Skip to content

chenyang03/Foursquare_Crawler

Repository files navigation

foursquare_crawler

This crawler is designed to collect information from Foursquare website(www.foursquare.com ).
Using Foursquare API.

System Requirements

Ubuntu (Version: 16.04). This project haven’t been tested on other platform.

Pre-request Packages

This crawler is written in Python 3 Other pre-request packages include: Httplib2(https://pypi.python.org/pypi/httplib2 ) Guess language 0.2(https://pypi.python.org/pypi/guess-language )

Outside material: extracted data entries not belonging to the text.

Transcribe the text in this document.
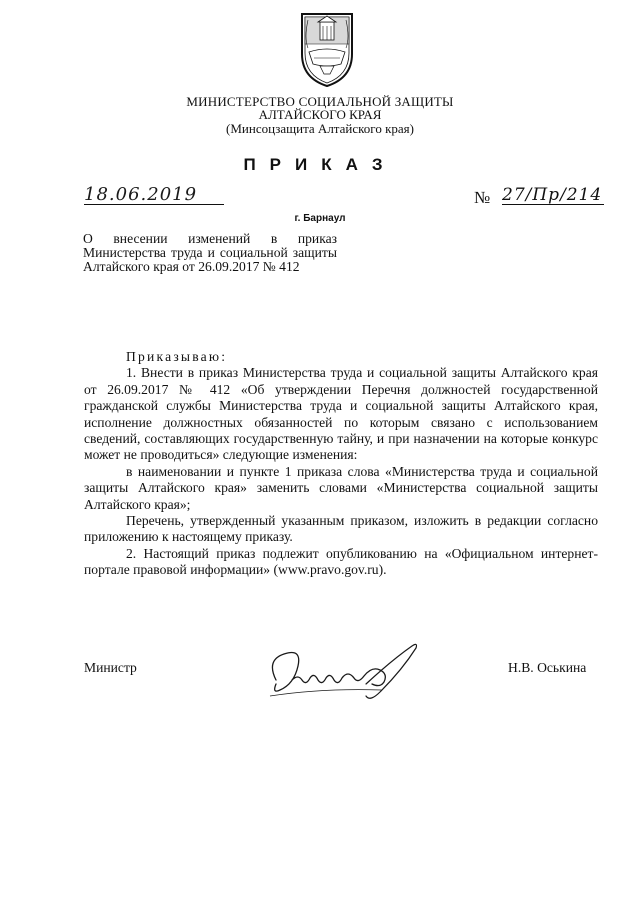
МИНИСТЕРСТВО СОЦИАЛЬНОЙ ЗАЩИТЫ
АЛТАЙСКОГО КРАЯ
(Минсоцзащита Алтайского края)
ПРИКАЗ
18.06.2019	№ 27/Пр/214
г. Барнаул
О внесении изменений в приказ Министерства труда и социальной защиты Алтайского края от 26.09.2017 № 412

Приказываю:

1. Внести в приказ Министерства труда и социальной защиты Алтайского края от 26.09.2017 № 412 «Об утверждении Перечня должностей государственной гражданской службы Министерства труда и социальной защиты Алтайского края, исполнение должностных обязанностей по которым связано с использованием сведений, составляющих государственную тайну, и при назначении на которые конкурс может не проводиться» следующие изменения:

в наименовании и пункте 1 приказа слова «Министерства труда и социальной защиты Алтайского края» заменить словами «Министерства социальной защиты Алтайского края»;

Перечень, утвержденный указанным приказом, изложить в редакции согласно приложению к настоящему приказу.

2. Настоящий приказ подлежит опубликованию на «Официальном интернет-портале правовой информации» (www.pravo.gov.ru).

Министр	Н.В. Оськина
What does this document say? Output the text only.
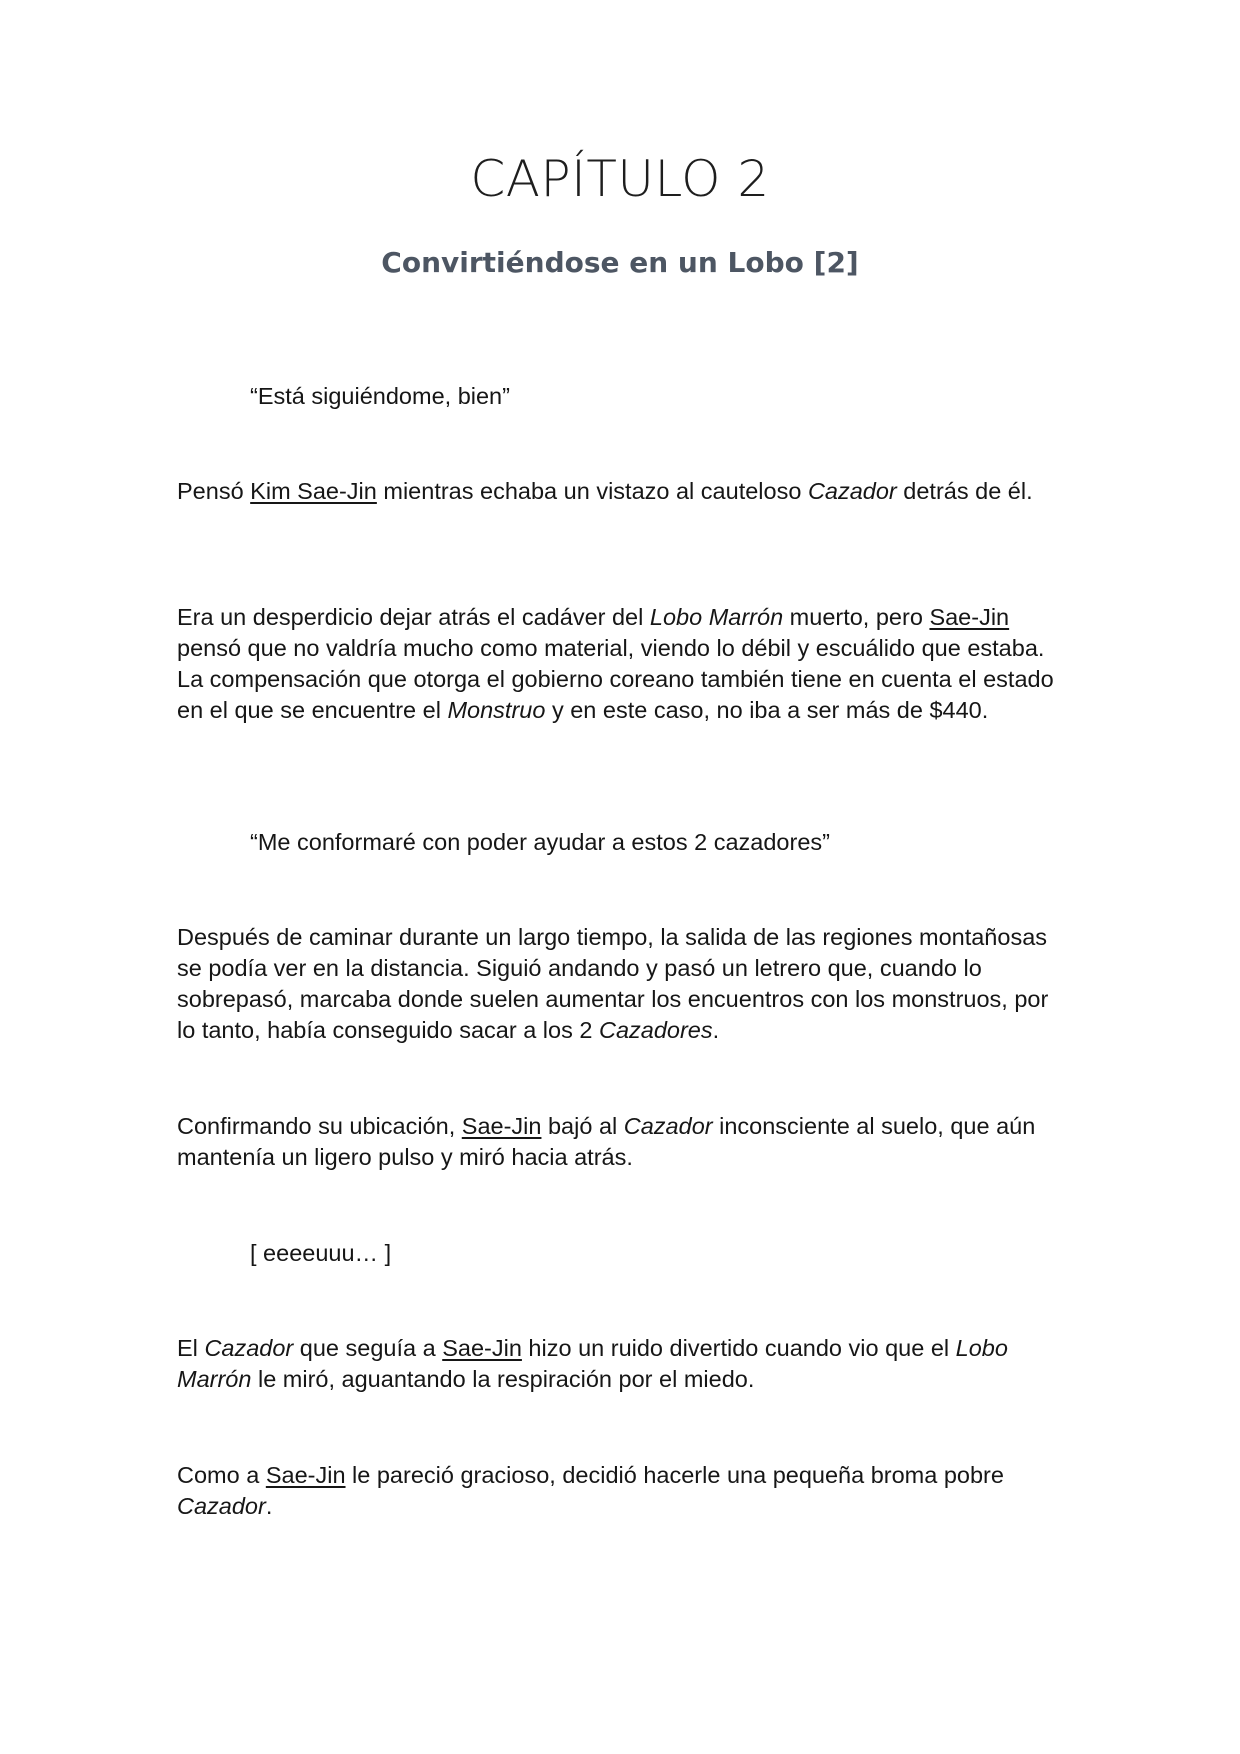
CAPÍTULO 2
Convirtiéndose en un Lobo [2]

“Está siguiéndome, bien”

Pensó Kim Sae-Jin mientras echaba un vistazo al cauteloso Cazador detrás de él.

Era un desperdicio dejar atrás el cadáver del Lobo Marrón muerto, pero Sae-Jin pensó que no valdría mucho como material, viendo lo débil y escuálido que estaba. La compensación que otorga el gobierno coreano también tiene en cuenta el estado en el que se encuentre el Monstruo y en este caso, no iba a ser más de $440.

“Me conformaré con poder ayudar a estos 2 cazadores”

Después de caminar durante un largo tiempo, la salida de las regiones montañosas se podía ver en la distancia. Siguió andando y pasó un letrero que, cuando lo sobrepasó, marcaba donde suelen aumentar los encuentros con los monstruos, por lo tanto, había conseguido sacar a los 2 Cazadores.

Confirmando su ubicación, Sae-Jin bajó al Cazador inconsciente al suelo, que aún mantenía un ligero pulso y miró hacia atrás.

[ eeeeuuu… ]

El Cazador que seguía a Sae-Jin hizo un ruido divertido cuando vio que el Lobo Marrón le miró, aguantando la respiración por el miedo.

Como a Sae-Jin le pareció gracioso, decidió hacerle una pequeña broma pobre Cazador.
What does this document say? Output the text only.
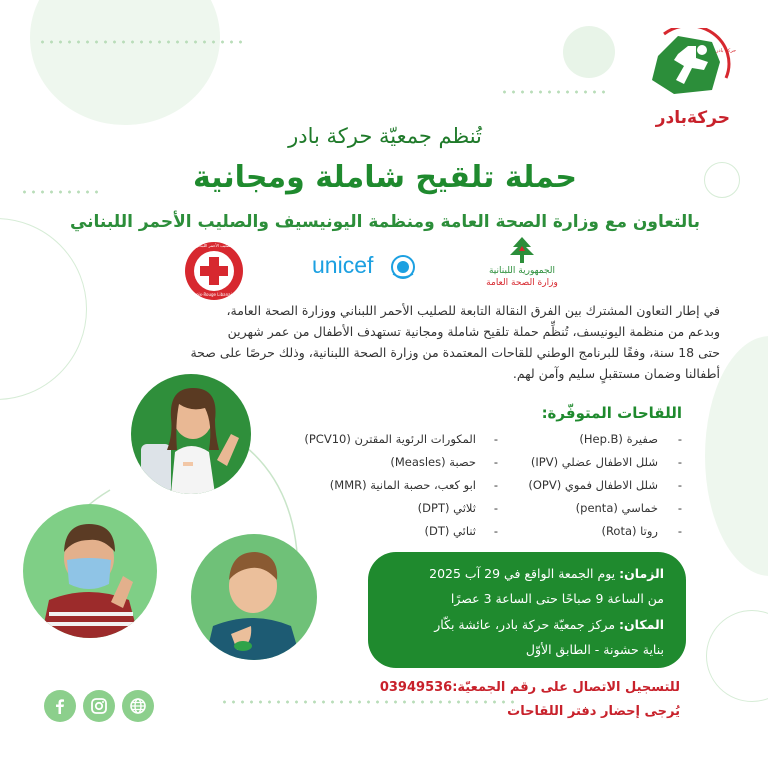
حركة بادر
حركةبادر
تُنظم جمعيّة حركة بادر
حملة تلقيح شاملة ومجانية
بالتعاون مع وزارة الصحة العامة ومنظمة اليونيسيف والصليب الأحمر اللبناني
الجمهورية اللبنانية
وزارة الصحة العامة
unicef
الصليب الأحمر اللبناني
Croix-Rouge Libanaise
في إطار التعاون المشترك بين الفرق النقالة التابعة للصليب الأحمر اللبناني ووزارة الصحة العامة،
وبدعم من منظمة اليونيسف، تُنظِّم حملة تلقيح شاملة ومجانية تستهدف الأطفال من عمر شهرين
حتى 18 سنة، وفقًا للبرنامج الوطني للقاحات المعتمدة من وزارة الصحة اللبنانية، وذلك حرصًا على صحة
أطفالنا وضمان مستقبلٍ سليم وآمن لهم.
اللقاحات المتوفّرة:
-
صفيرة (Hep.B)
-
شلل الاطفال عضلي (IPV)
-
شلل الاطفال فموي (OPV)
-
خماسي (penta)
-
روتا (Rota)
-
المكورات الرئوية المقترن (PCV10)
-
حصبة (Measles)
-
ابو كعب، حصبة المانية (MMR)
-
ثلاثي (DPT)
-
ثنائي (DT)
الزمان: يوم الجمعة الواقع في 29 آب 2025
من الساعة 9 صباحًا حتى الساعة 3 عصرًا
المكان: مركز جمعيّة حركة بادر، عائشة بكّار
بناية حشونة - الطابق الأوّل
للتسجيل الاتصال على رقم الجمعيّة:03949536
يُرجى إحضار دفتر اللقاحات
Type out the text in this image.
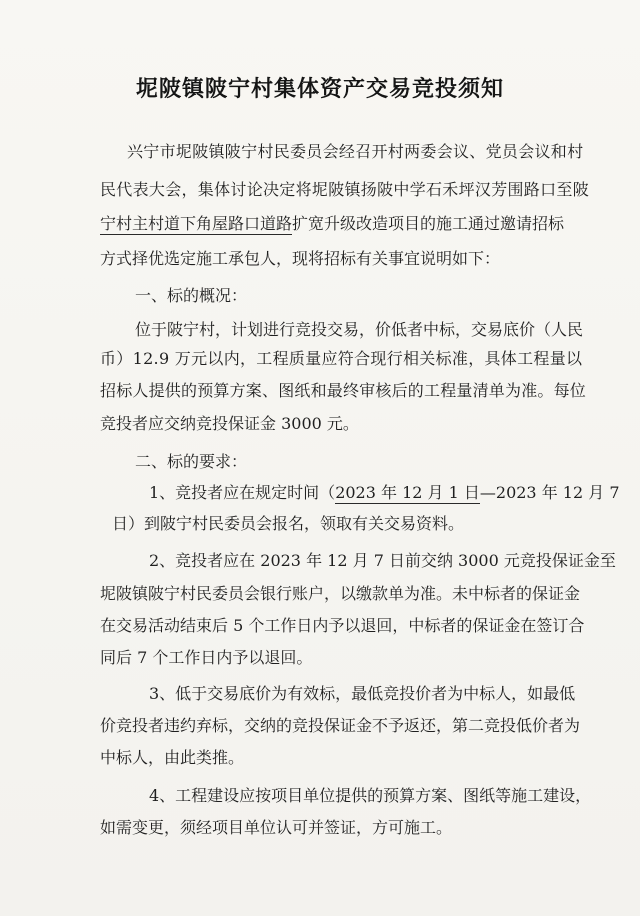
坭陂镇陂宁村集体资产交易竞投须知
兴宁市坭陂镇陂宁村民委员会经召开村两委会议、党员会议和村
民代表大会，集体讨论决定将坭陂镇扬陂中学石禾坪汉芳围路口至陂
宁村主村道下角屋路口道路扩宽升级改造项目的施工通过邀请招标
方式择优选定施工承包人，现将招标有关事宜说明如下：
一、标的概况：
位于陂宁村，计划进行竞投交易，价低者中标，交易底价（人民
币）12.9 万元以内，工程质量应符合现行相关标准，具体工程量以
招标人提供的预算方案、图纸和最终审核后的工程量清单为准。每位
竞投者应交纳竞投保证金 3000 元。
二、标的要求：
1、竞投者应在规定时间（2023 年 12 月 1 日—2023 年 12 月 7
日）到陂宁村民委员会报名，领取有关交易资料。
2、竞投者应在 2023 年 12 月 7 日前交纳 3000 元竞投保证金至
坭陂镇陂宁村民委员会银行账户，以缴款单为准。未中标者的保证金
在交易活动结束后 5 个工作日内予以退回，中标者的保证金在签订合
同后 7 个工作日内予以退回。
3、低于交易底价为有效标，最低竞投价者为中标人，如最低
价竞投者违约弃标，交纳的竞投保证金不予返还，第二竞投低价者为
中标人，由此类推。
4、工程建设应按项目单位提供的预算方案、图纸等施工建设，
如需变更，须经项目单位认可并签证，方可施工。
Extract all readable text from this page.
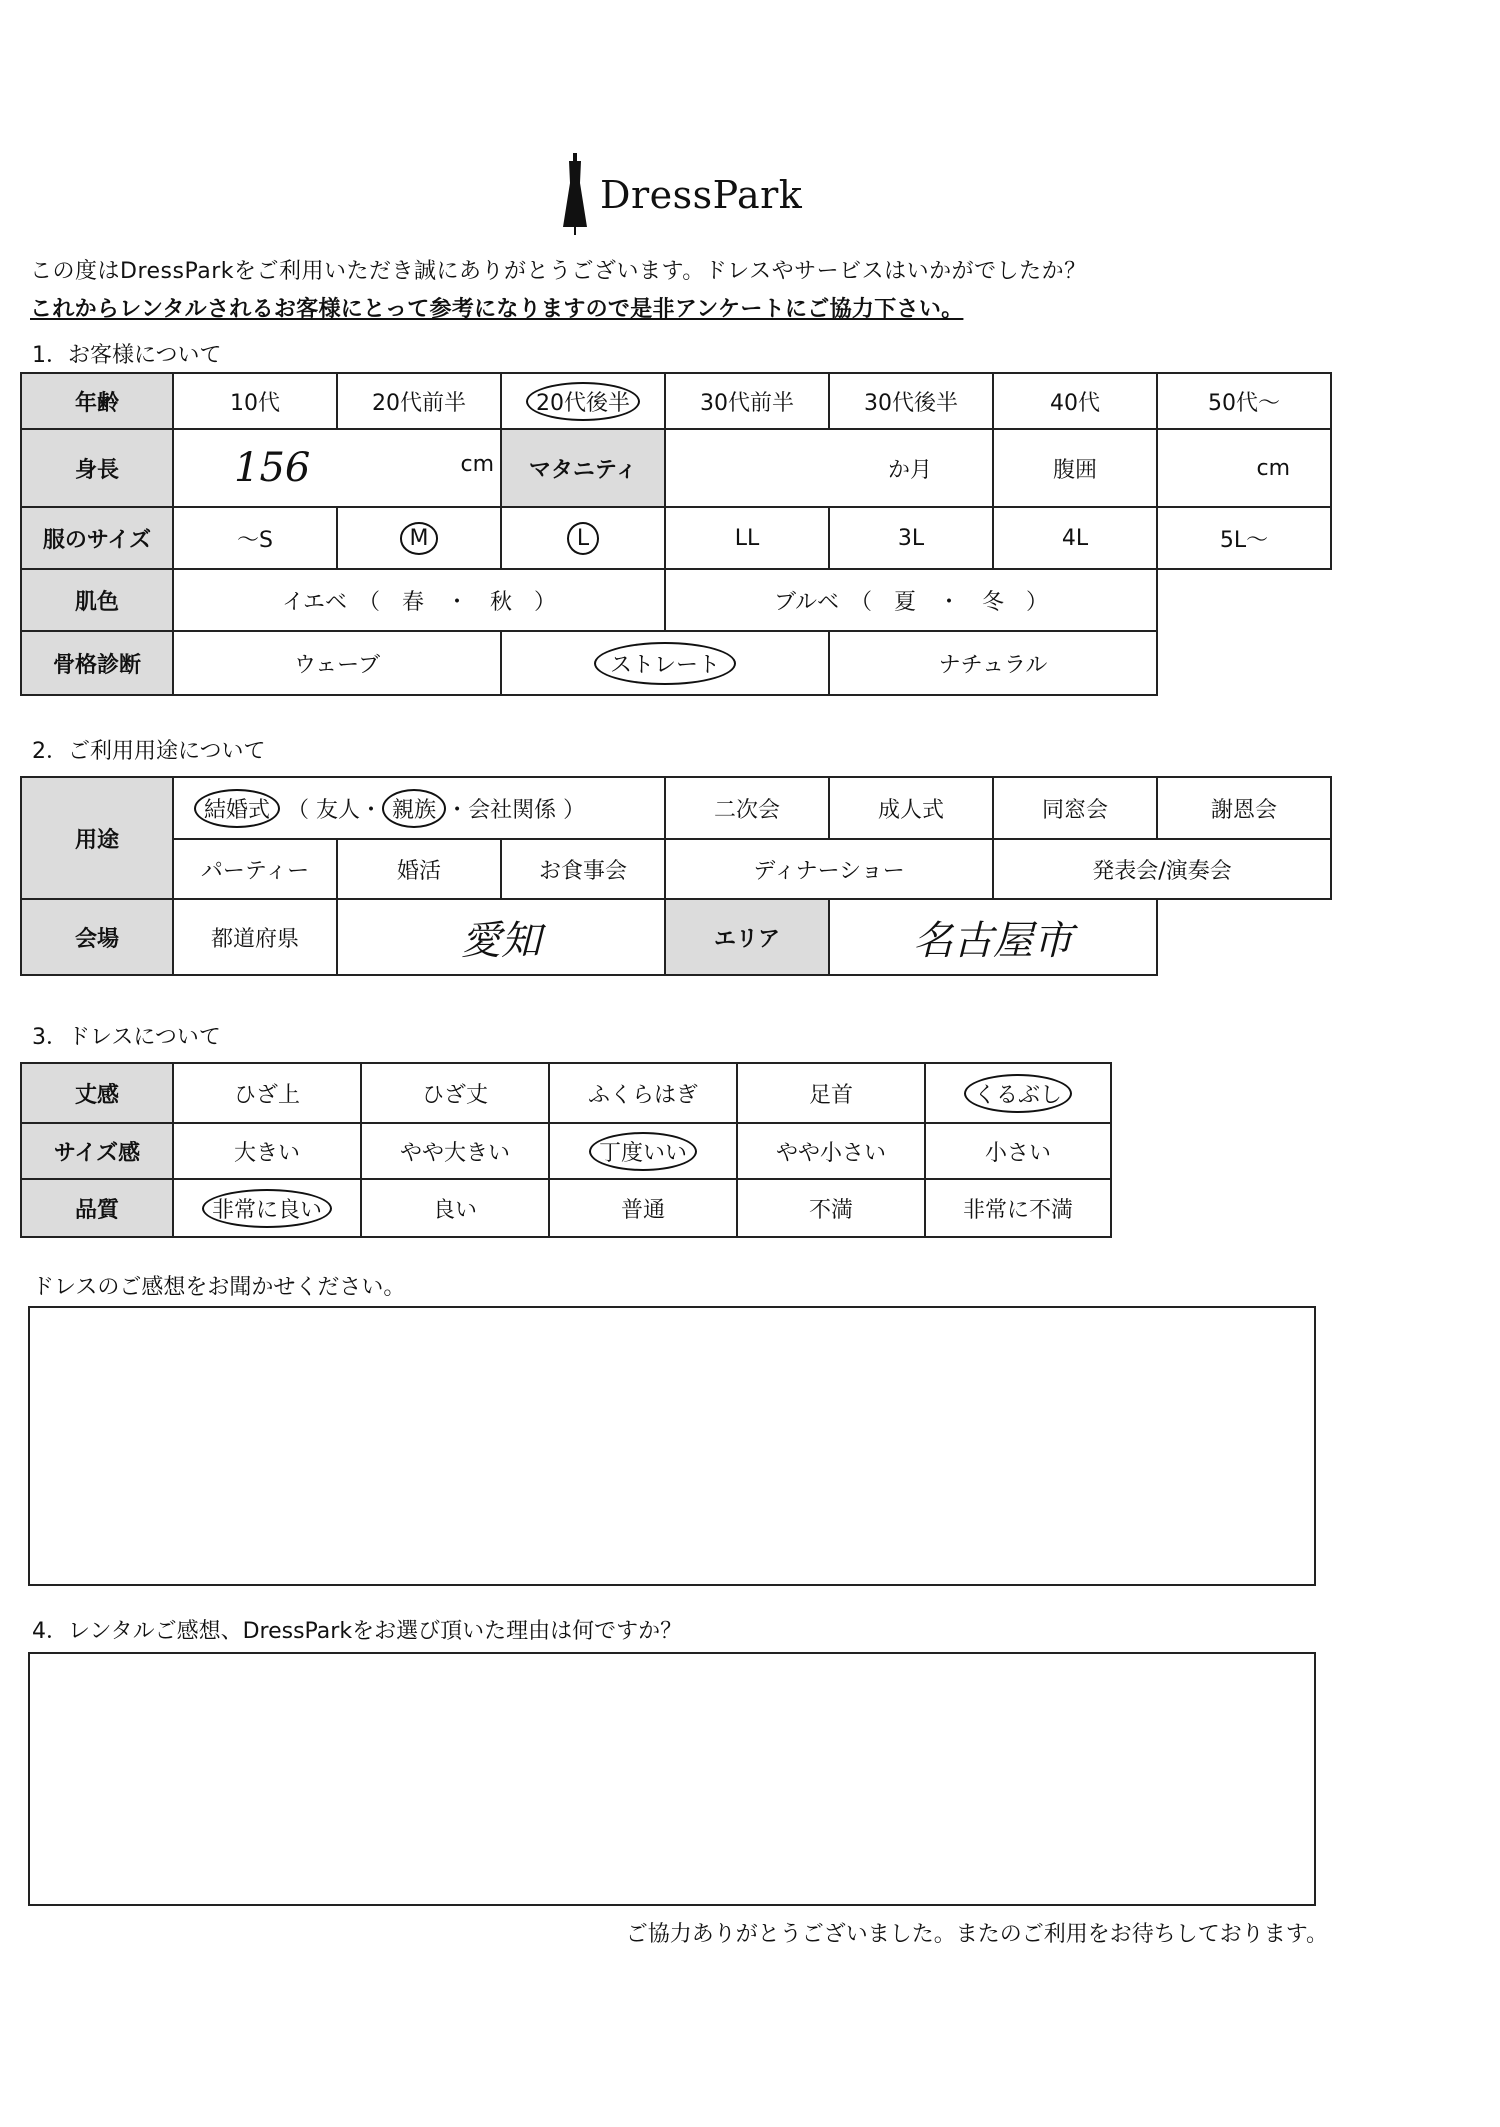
DressPark
この度はDressParkをご利用いただき誠にありがとうございます。ドレスやサービスはいかがでしたか？
これからレンタルされるお客様にとって参考になりますので是非アンケートにご協力下さい。
1．お客様について
年齢	10代	20代前半	20代後半	30代前半	30代後半	40代	50代〜
身長	156 cm		マタニティ	か月		腹囲	cm
服のサイズ	〜S	M	L	LL	3L	4L	5L〜
肌色	イエベ　（　春　・　秋　）			ブルベ　（　夏　・　冬　）			
骨格診断	ウェーブ		ストレート		ナチュラル		
2．ご利用用途について
用途	結婚式 （ 友人・ 親族 ・会社関係 ）			二次会	成人式	同窓会	謝恩会
	パーティー	婚活	お食事会	ディナーショー		発表会/演奏会	
会場	都道府県	愛知		エリア	名古屋市		
3．ドレスについて
丈感	ひざ上	ひざ丈	ふくらはぎ	足首	くるぶし
サイズ感	大きい	やや大きい	丁度いい	やや小さい	小さい
品質	非常に良い	良い	普通	不満	非常に不満
ドレスのご感想をお聞かせください。
4．レンタルご感想、DressParkをお選び頂いた理由は何ですか？
ご協力ありがとうございました。またのご利用をお待ちしております。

  • You can run install.sh to install them.

Output Format

This crawler returns a json format profile.
example format:

{   
       "user info": { 
       "exist": (_1 for yes 0 for no_),
       "user id": "32",
       "imgURL": xxxx(_user icon url_)
       "address": "New York, NY",
       "facebook": "803834",    
       "twitter": "dens", 
       "gender": "m"(_m for male and f for female_),
       },        
       "tips": {     
           "count": 647(_total number of tips_),     
           "tips content": [     
               { 
                   "category": "Food",     
                   "polarity": 0.049(_sentiment test score_),      
                   "timestamp": "1450378655", 
                   "agreecount": 2
                   "text": "xxxxx",      
                   "len": 148(_length of the text_),      
                   "photo": "y ",      
                   "venue name": "Mimi Cheng's",
                   "venue country": "AU",   
                   "disagreecount": 0
                }, 
                ..._other tips_... 
            ] 
       },
       "friends": {
            "count": 25(_total number of friends_),
            "items": [
                {
                    "id": "101",  
		    "firstName": "xxxx", 
		    "lastName": "xxxx", 
		    "gender": "male"(_or female_),
		    "countryCode": "AU", 
		    "canonicalUrl": "xxxx", 
		    "canonicalPath": "/xxxx", 
		    "photo": {
			    "prefix": "https://fastly.4sqi.net/img/user/", 
		            "suffix": "/xxxx.jpg"
		    }, 
		    "isAnonymous": False(_or True_), 
		    "tips": {"count": 7}, 
		    "lists": {
			    "groups": [
		                {
		        	    "type": "created",
		                    "count": 2, 
		                    "items": []
		        	}
		            ]
		    }, 
		    "homeCity": " Australia", 
		    "bio": "", 
		    "contact": {
			"twitter": "ross", 
		        "facebook": "6523018"
		     }, 
		    "superuser": 1
	        },
	        ..._other friends_... 
           ]
        }
 } 

Usage

Run foursq_crawler.py You may change the central ID (the user ID that the crawler begins) and the upper bound (the maximum number of IDs the crawler captures).